The article below was published by Ahwaz Human Rights Organisation (AHRO):
Families from Rofayyeh, a city in Ahwaz, have had to flee thier homes after the man made flood following the opening of Dez dam.
In 2016, the same flood destroyed the livelihood of thousands of farmers in South West of Iran. Damages were estimated to cost millions of Dollars. The farmers were not granted any sort of compensation.
Indigenous Ahwazi Arab farmers have been told to leave these zones. Farmers who cultivated as little as 3-4 hectares were fined by the government.

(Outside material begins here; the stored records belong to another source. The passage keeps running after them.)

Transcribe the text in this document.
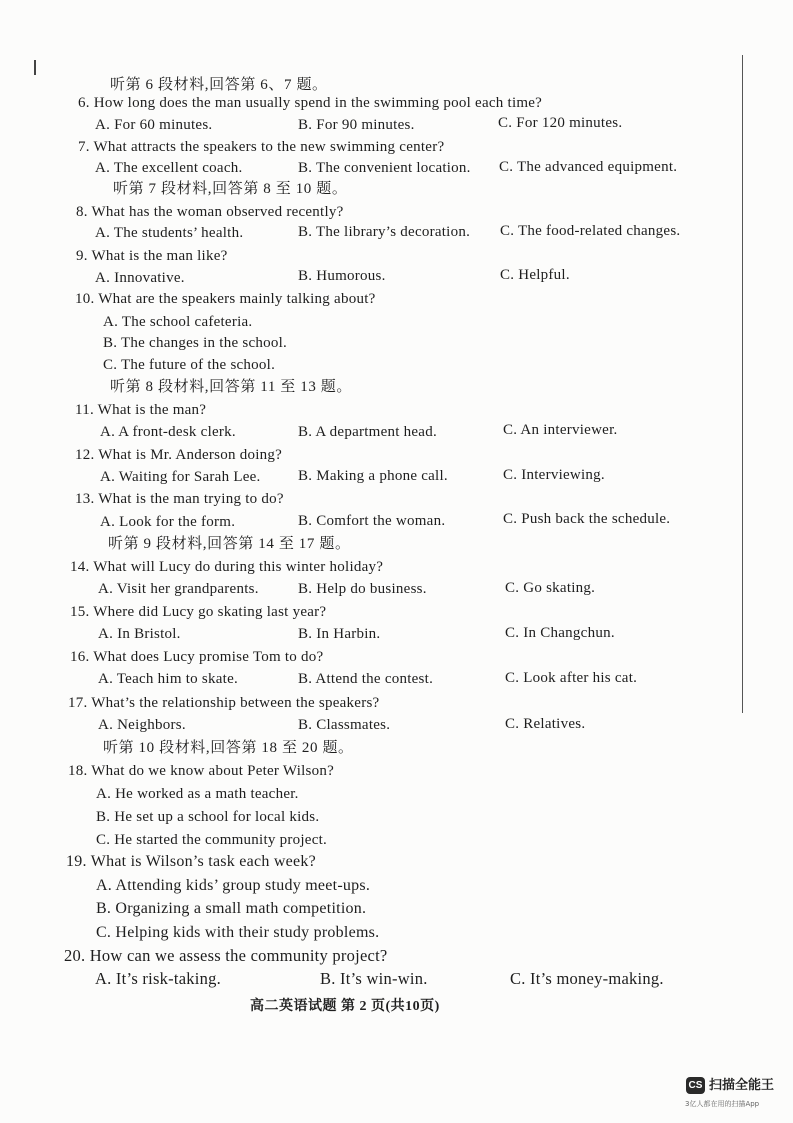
听第 6 段材料,回答第 6、7 题。
6. How long does the man usually spend in the swimming pool each time?
A. For 60 minutes.	B. For 90 minutes.	C. For 120 minutes.
7. What attracts the speakers to the new swimming center?
A. The excellent coach.	B. The convenient location. C. The advanced equipment.
听第 7 段材料,回答第 8 至 10 题。
8. What has the woman observed recently?
A. The students’ health.	B. The library’s decoration. C. The food-related changes.
9. What is the man like?
A. Innovative.	B. Humorous.	C. Helpful.
10. What are the speakers mainly talking about?
A. The school cafeteria.
B. The changes in the school.
C. The future of the school.
听第 8 段材料,回答第 11 至 13 题。
11. What is the man?
A. A front-desk clerk.	B. A department head.	C. An interviewer.
12. What is Mr. Anderson doing?
A. Waiting for Sarah Lee. B. Making a phone call.	C. Interviewing.
13. What is the man trying to do?
A. Look for the form.	B. Comfort the woman.	C. Push back the schedule.
听第 9 段材料,回答第 14 至 17 题。
14. What will Lucy do during this winter holiday?
A. Visit her grandparents.	B. Help do business.	C. Go skating.
15. Where did Lucy go skating last year?
A. In Bristol.	B. In Harbin.	C. In Changchun.
16. What does Lucy promise Tom to do?
A. Teach him to skate.	B. Attend the contest.	C. Look after his cat.
17. What’s the relationship between the speakers?
A. Neighbors.	B. Classmates.	C. Relatives.
听第 10 段材料,回答第 18 至 20 题。
18. What do we know about Peter Wilson?
A. He worked as a math teacher.
B. He set up a school for local kids.
C. He started the community project.
19. What is Wilson’s task each week?
A. Attending kids’ group study meet-ups.
B. Organizing a small math competition.
C. Helping kids with their study problems.
20. How can we assess the community project?
A. It’s risk-taking.	B. It’s win-win.	C. It’s money-making.
高二英语试题 第 2 页(共10页)
CS 扫描全能王
3亿人都在用的扫描App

This is a deliberate attempt to change the demographics of this region; the Iranian government is using the dams as a weapon against the indigenous population. In summer, the water is held behind the dams to prevent it from reaching down stream. As a consequence, Karun river, several lakes and marshlands have been left to dry. Dried marshlands in turn have become the source of high dust particles which sweeps the region following each storm. This region of the world where Hur Alazim (an international marshland) and Karun (Iran’s longest river) is situated is facing serious man made environmental catastrophes and needs the immediate attention of environmentalists and the international community at large.